About 40 to 50 people usually come, but crowds seem to be growing as word spreads about this alternative worship experience.

Christopher doesn’t embrace the alternative tag. “We are inclusionary, and that includes some who might be considered mainstream religious,” he said. “Our goal is to have a place where people can find a community that has some meaning to them.”

In some ways, the mainstream church hierarchy has embraced what Christopher is doing in this bar. Some of his most ardent supporters are pastors of traditional local churches. They note that church attendance has been dwindling for years and agree that getting the message of the Bible out requires going where the people are, not waiting for them to come to a particular church.

“I don’t worry about where people hear the message,” said the Rev. Erik Gronberg, pastor of the Trinity Lutheran Church in Fort Worth. “We all know that young people aren’t coming to church. We are supporting Neil in these services because he is not dumbing things down … . His message is very substantial.

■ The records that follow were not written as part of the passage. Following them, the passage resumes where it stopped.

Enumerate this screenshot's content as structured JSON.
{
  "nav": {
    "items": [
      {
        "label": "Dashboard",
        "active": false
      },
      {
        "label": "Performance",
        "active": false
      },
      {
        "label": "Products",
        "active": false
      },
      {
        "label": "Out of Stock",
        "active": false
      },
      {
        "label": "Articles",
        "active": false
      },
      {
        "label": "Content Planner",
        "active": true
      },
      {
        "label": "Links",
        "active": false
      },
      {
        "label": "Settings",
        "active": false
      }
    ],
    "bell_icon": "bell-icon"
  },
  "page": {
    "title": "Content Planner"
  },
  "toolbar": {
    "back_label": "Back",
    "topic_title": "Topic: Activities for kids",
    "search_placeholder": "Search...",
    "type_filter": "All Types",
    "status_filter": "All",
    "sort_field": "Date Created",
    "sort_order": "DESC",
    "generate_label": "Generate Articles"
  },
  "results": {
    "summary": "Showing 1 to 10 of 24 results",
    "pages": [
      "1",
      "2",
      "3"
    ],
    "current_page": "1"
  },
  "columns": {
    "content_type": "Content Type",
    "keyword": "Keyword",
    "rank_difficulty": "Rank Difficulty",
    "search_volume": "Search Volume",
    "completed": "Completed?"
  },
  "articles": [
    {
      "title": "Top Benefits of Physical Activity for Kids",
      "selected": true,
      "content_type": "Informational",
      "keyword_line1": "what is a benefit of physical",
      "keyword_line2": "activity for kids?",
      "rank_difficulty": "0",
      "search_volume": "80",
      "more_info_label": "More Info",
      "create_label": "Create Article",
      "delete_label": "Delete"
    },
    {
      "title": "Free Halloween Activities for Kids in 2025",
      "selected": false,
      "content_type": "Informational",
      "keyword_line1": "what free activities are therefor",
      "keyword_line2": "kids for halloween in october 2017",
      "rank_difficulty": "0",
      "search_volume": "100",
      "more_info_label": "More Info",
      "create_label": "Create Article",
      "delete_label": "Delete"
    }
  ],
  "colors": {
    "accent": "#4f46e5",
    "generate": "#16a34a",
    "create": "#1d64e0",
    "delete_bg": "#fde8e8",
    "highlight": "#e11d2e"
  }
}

“What he is able to do is take the teachings of the Bible and make them real,” Gronberg said, from “how to deal with family to making a difference in your community to having a sense of love for yourself and others.”

Gronberg said Trinity Lutheran will provide a few hundred dollars a month to help Kyrie with advertising costs.

Christopher’s decision to hold church services in a restaurant/bar was mostly happenstance. The heavily tattooed 36-year-old, whose father is an Assemblies of God minister, grew up in Canada and studied theology at the University of Saskatchewan. After college, he took jobs with various churches, from Canada to Arizona, mostly as a youth minister. Christopher said he moved often because he was unsure about what denomination he fit in with.

Two years ago, he took a job with Rejoice Lutheran Church in Frisco. While looking for a place to live, he fell in love with Fort Worth. “I just liked the vibe of Fort Worth, the independence and the music and art scene that was growing,” he said.

He was also getting disenchanted with the larger churches where he’d worked. “The mega-churches can be insane,” Christopher said. “They don’t develop any real community where people can direct what they have learned from Bible study into projects that affect their lives and others.”

Christopher, a smoker and a beer drinker, found that he enjoyed discussing religion and church activities with musicians, artists, and other pastors in bars every so often. “I just didn’t think you needed to be sitting in a church pew on a Sunday morning in order to worship,” he said.

Through some friends, he met the owners of Mambo’s, who offered him use of the place for free (it had been closed on Sunday nights). “We had no immediate goals,” Christopher said. “Thought meeting in a bar on a Sunday night might be something fun to do. But now we are looking more for a purpose, getting involved more with social programs and charity events.”

He makes no money as pastor at Kyrie, an independent nondenominational church that doesn’t pass around a collection plate. Christopher was ordained in December by the Tennessee-based Anchor Mission USA church, a nondenominational group that also preaches inclusion. He is working with a local glass sculptor to help pay for his rent and food costs.

The church has been granted nonprofit status, but Christopher said there are no plans to move it into its own building. And the only negative response he has received from conservative Christians, he said, relate to Kyrie’s insistence that the church “is an inclusive, interdenominational gathering that welcomes anyone from any walk of life, race, culture, or sexual orientation.” He said some people have told him that his teaching that his congregation must be “gay affirming” goes against Christian beliefs.

Other Fort Worth religious leaders think the church establishment is too worried about gay issues.

“Being seen as gay-friendly … is just an excuse to label people on one issue,” said William Winston, a retired Episcopal priest who regularly shows up at Kyrie services. “We, as churches, do not need to promote the gay lifestyle. But neither should we exclude these people when they are good and loving members of the community.

“And that is what Neil is emphasizing here,” Winston said. “Christ loved people, and he didn’t exclude people from that love. Neil is a connector with all different kinds of people, and he is practicing that part of Christianity … . That was a basic belief in the early Christian church, and some have gotten away from that over time.”

At the recent Sunday night service, local pastors drank their beer at one table, while fans of the band Drift Era sat close to the stage. A group of high school cheerleaders wandered in for dinner after competing at the Fort Worth Convention Center across the street.

Sitting near the cheerleaders was a family of four. Darrell and Susan Shewmaker of Indiana were visiting their daughter, Kathleen Shewmaker, and their niece, Natalie Levings, both 20-something civil engineers. Kathleen decided to take her parents to the Kyrie service after reading about it on the church’s web site.

“This is the first time we’ve been here, but you can see that there is a unique and different group of people who came out tonight,” Kathleen said.

Darrell and his wife are Lutherans  — “mainline conservative” — who have attended the same church for decades.

“But I don’t have a problem with the approach they’re using here,” he said. “The message is not that different from the message you would hear in most churches. I like the way they emphasize getting involved in your community and helping others.”

For Natalie Levings, the appeal is simpler. “Beer and church work together fine by me,” she said. “And not having to do it early on a Sunday morning is a big plus.”